# Well done! @hot.chillie35



## Resistance (18/6/19)

@hot.chillie35 has gone a 3days without a stinkie. problem...! she needs some more motivation and a tobacco juice thats simular in taste to a Marlborough blue beyond.
so if anyone has any recommendations to where to find such a thing, it would be appreciated.
Thanks forum family

Reactions: Like 9 | Winner 2 | Thanks 1


----------



## ddk1979 (18/6/19)

Wonderful news @hot.chillie35 

Stay strong and keep going.

.

Reactions: Like 7 | Agree 1 | Thanks 1


----------



## CaliGuy (18/6/19)

Resistance said:


> @hot.chillie35 has gone a 3days without a stinkie. problem...! she needs some more motivation and a tobacco juice thats simular in taste to a Marlborough blue beyond.
> so if anyone has any recommendations to where to find such a thing, it would be appreciated.
> Thanks forum family



Congrats @hot.chillie35, stay strong and keep going on the journey as these is still so much to discover. 

Not a Marlboro Blue Beyond but a very good ADV Tobacco juice for consideration is Pied Piper - Red Wood or Arabian Nights in 12mg MTL.

Reactions: Like 4 | Agree 2 | Thanks 1


----------



## Bulldog (18/6/19)

6 Days is around the corner @hot.chillie35

Reactions: Like 6 | Optimistic 1


----------



## Silver (19/6/19)

Congrats @hot.chillie35 !


Keep it up!!!

Reactions: Like 6 | Thanks 1


----------



## MrGSmokeFree (19/6/19)

AWESOME WELL DONE @hot.chillie35

Reactions: Like 7 | Thanks 1


----------



## Dela Rey Steyn (19/6/19)

Ciggie Free is my favourite kind! Congrats @hot.chillie35 !!!

Reactions: Like 5 | Funny 2 | Thanks 1


----------



## Room Fogger (19/6/19)

Great news @hot.chillie35 , keep on going.
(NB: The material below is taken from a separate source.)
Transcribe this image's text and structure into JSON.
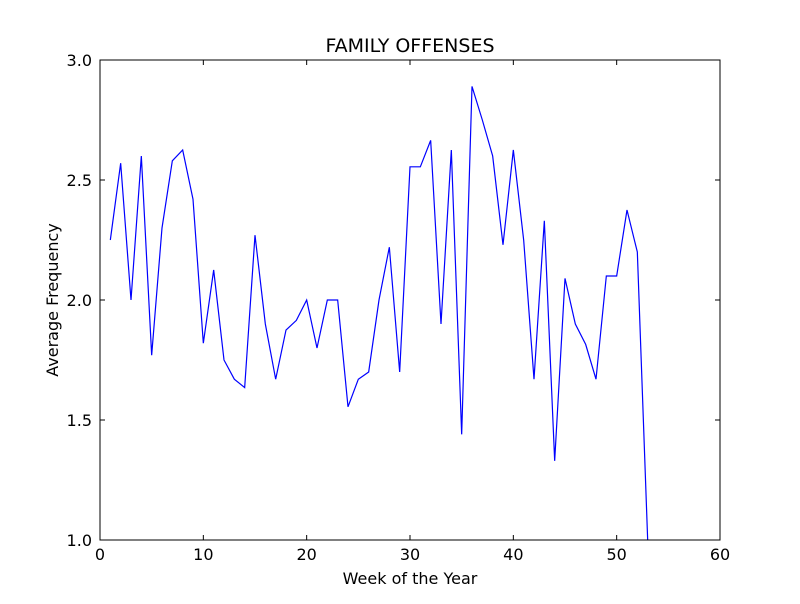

One day at a time.

Reactions: Like 5 | Agree 1 | Thanks 1


----------



## lesvaches (19/6/19)

Way to go @hot.chillie35 !!

Reactions: Like 5 | Thanks 1


----------



## cgs (19/6/19)



Reactions: Like 5 | Thanks 1


----------



## Puff the Magic Dragon (19/6/19)

WELL DONE @hot.chillie35

Reactions: Like 5 | Thanks 1


----------



## StompieZA (19/6/19)

Hang in there, dont give up on temptation!

Reactions: Like 3 | Thanks 1


----------



## Hooked (19/6/19)

@hot.chillie35 

Three days is a HUGE accomplishment!! Well done!! Keep going - you're over the first hurdle!

Reactions: Like 2


----------



## Resistance (19/6/19)

Hi guy's.I got three concentrates.wanted to try and figure this out for @hot.chillie first.
cubano,ry4,soho and obviously menthol. And very little nicsay maybe 3mg.
So cubano,1%.
Soho,2%
Ry4,2%
Mentol,0.5%
What do you think?

Reactions: Like 2


----------



## hot.chillie35 (19/6/19)

I just wanted to say a VERY BIG THANK YOU to all of you. There is nothing better than friendly people that's more like family motivating you constantly. It makes the journey so much sweeter.

Thanks Guy's!

Reactions: Like 4 | Winner 8


----------



## lesvaches (21/6/19)



Reactions: Like 1 | Thanks 1


----------



## r0ckf1re (21/6/19)

Resistance said:


> Hi guy's.I got three concentrates.wanted to try and figure this out for @hot.chillie first.
> cubano,ry4,soho and obviously menthol. And very little nicsay maybe 3mg.
> So cubano,1%.
> Soho,2%
> ...



I was a Malboro smoker, cubano seemed to have helped, I can suggest that.

Reactions: Like 2 | Thanks 1


----------



## ace_d_house_cat (21/6/19)

Resistance said:


> @hot.chillie35 has gone a 3days without a stinkie. problem...! she needs some more motivation and a tobacco juice thats simular in taste to a Marlborough blue beyond.
> so if anyone has any recommendations to where to find such a thing, it would be appreciated.
> Thanks forum family



Try some of the Pied Piper juice that @GSM500 makes. They're pretty good (if you're into tobacco juices).

Reactions: Like 2 | Agree 3 | Thanks 1


----------



## Resistance (21/6/19)

And we add another 3 more days to that.
whooo hoo!

Reactions: Like 1 | Winner 3 | Thanks 1


----------



## Resistance (21/6/19)

Pied piper Redwood was on my list. Then life happened. It's still on the list for the near future.

Reactions: Like 3


----------



## MrGSmokeFree (21/6/19)

Awesome @hot.chillie35 congrats on 3 more days

Reactions: Agree 3 | Thanks 1


----------